# Understanding Latency

Latency refers to the round-trip time for a request—specifically, the time for the initial packet to reach its destination, for the destination machine to reply, and for that reply to reach the requestor. Every network has latency. The total amount of latency that you’ll get when connecting to a given remote host can vary widely, depending on network conditions.

Assuming your network connection is not overloaded, the bulk of a connection’s latency comes from the laws of physics. The minimum latency between two points on the earth can be calculated by dividing the distance by the speed at which light or electricity moves in a particular medium (which is usually a large fraction of the speed of light in a vacuum, c).

For example, consider a packet traveling round trip from New York to San Francisco (about 2,900 miles, or 4,670 km):

• Over copper wire, the data moves somewhere between .66c and c (depending on the type of wire). Thus, a packet takes at minimum 15–24 ms each way, or about 30–48 ms round trip. This delay is barely noticeable.

• Over an optical fiber, the data moves at about 0.65c. Thus, a packet takes at minimum 24 ms each way, or about 48 ms round trip. This delay is also barely noticeable.

• Over a satellite connection, the packet must go to geostationary orbit (at an altitude of 35,786 km) and back down again. For a round trip, it must do this twice. Thus, at approximately c, the minimum round-trip latency is about 477 milliseconds, or almost half a second. This delay is painfully noticeable.

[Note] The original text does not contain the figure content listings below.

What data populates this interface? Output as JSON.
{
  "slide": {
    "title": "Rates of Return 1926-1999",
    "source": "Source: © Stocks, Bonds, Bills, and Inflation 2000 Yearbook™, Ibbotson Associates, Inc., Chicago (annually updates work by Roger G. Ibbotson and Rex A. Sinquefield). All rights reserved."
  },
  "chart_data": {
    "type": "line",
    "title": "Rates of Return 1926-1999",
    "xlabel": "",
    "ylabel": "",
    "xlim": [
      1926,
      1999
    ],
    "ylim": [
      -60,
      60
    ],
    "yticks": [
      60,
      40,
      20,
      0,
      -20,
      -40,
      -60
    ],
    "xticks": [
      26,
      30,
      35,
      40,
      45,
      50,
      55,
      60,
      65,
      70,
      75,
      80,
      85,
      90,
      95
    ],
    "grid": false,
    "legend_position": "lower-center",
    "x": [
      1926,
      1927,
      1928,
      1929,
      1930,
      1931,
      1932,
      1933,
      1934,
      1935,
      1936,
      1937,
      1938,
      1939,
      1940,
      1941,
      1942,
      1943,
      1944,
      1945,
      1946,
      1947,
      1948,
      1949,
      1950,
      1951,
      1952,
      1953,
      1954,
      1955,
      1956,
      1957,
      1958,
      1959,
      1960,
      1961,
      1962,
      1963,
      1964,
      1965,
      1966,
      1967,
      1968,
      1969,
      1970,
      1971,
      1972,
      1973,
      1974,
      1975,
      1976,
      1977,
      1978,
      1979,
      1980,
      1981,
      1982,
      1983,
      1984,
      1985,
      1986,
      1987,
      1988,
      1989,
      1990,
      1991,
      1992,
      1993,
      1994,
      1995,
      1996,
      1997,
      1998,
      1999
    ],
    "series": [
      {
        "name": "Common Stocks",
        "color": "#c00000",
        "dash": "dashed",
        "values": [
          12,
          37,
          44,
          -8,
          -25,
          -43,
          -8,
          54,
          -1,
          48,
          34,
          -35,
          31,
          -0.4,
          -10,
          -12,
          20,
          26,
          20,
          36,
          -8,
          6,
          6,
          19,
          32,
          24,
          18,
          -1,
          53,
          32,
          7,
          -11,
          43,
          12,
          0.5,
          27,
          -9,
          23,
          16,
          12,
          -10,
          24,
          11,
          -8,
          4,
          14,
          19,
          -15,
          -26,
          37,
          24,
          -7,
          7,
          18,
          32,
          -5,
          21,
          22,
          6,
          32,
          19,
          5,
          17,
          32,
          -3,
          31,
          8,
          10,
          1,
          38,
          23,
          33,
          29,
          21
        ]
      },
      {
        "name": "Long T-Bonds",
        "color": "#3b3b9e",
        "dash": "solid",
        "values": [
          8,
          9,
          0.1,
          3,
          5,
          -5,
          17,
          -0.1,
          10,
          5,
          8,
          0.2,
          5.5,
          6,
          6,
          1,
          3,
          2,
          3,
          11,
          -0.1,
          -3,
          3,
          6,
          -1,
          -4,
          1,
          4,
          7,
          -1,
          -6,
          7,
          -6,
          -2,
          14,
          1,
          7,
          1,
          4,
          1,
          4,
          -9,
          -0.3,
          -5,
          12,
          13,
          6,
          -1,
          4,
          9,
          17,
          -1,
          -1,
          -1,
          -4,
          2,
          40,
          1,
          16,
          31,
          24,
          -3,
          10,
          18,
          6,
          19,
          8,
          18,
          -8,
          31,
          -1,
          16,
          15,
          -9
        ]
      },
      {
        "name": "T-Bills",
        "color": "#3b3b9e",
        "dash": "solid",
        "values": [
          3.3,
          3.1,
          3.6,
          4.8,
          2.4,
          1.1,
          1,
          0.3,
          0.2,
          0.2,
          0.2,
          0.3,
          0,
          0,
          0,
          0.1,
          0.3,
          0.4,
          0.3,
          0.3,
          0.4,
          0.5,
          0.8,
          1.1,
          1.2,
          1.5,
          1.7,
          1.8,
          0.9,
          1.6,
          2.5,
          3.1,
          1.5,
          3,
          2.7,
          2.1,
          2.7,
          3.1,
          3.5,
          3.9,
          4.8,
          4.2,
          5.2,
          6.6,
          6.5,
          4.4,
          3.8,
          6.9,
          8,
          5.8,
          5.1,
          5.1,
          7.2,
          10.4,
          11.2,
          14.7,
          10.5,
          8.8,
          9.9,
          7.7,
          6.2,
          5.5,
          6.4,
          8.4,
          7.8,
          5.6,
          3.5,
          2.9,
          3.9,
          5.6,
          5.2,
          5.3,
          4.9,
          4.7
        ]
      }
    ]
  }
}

These calculations represent an absolute lower bound for the latency of a connection through those media. There are several other factors that can add additional latency on top of the link latency:

• Routing delays. A network packet can be further delayed by buffering at routers along its route. Whenever the rate of data exceeds the capacity of a particular network hop, the packets must be delayed until they can be sent. If your packets must travel through a highly congested network hop, this buffer delay can add considerable latency.

For example, if a particular network hop is limited to 100 packets per second, a router can send only one packet down that wire every 10 milliseconds. Thus, when a router receives an additional packet to send down that wire, it must buffer the packet until the next free slot. If there are no other packets waiting to be sent, then the packet will be sent in ten milliseconds or less (five, on average). If there are already three packets waiting, then the packet will be delayed by an additional 30 milliseconds. Latency caused by time slots can be particularly noticeable in some types of cellular communications (EDGE, for example).

• Retransmission and exponential backoff. Whenever a host sends a TCP packet, it waits a while for the other end to acknowledge receipt of the packet. If it does not receive that acknowledgement after a period of time, the sender retransmits it. As the number of failures increases, the sender increases the retransmission delay exponentially, under the assumption that the packet loss was probably caused by a saturated link en route to the destination. Thus, a network connection with high packet loss (more than 1-2 percent) can significantly reduce performance.

• Signal propagation delays within hardware that receives, transmits, forwards, or repeats packets. For example, an Ethernet switch must receive an entire packet before it can begin sending the packet to its destination. Although a single switch or repeater adds only a small delay, those delays can add up over long distances. For example, early fiber optic cable systems required repeaters every 10 km (at most). Thus, an older fiber run from New York to San Francisco could easily have nearly 500 repeaters.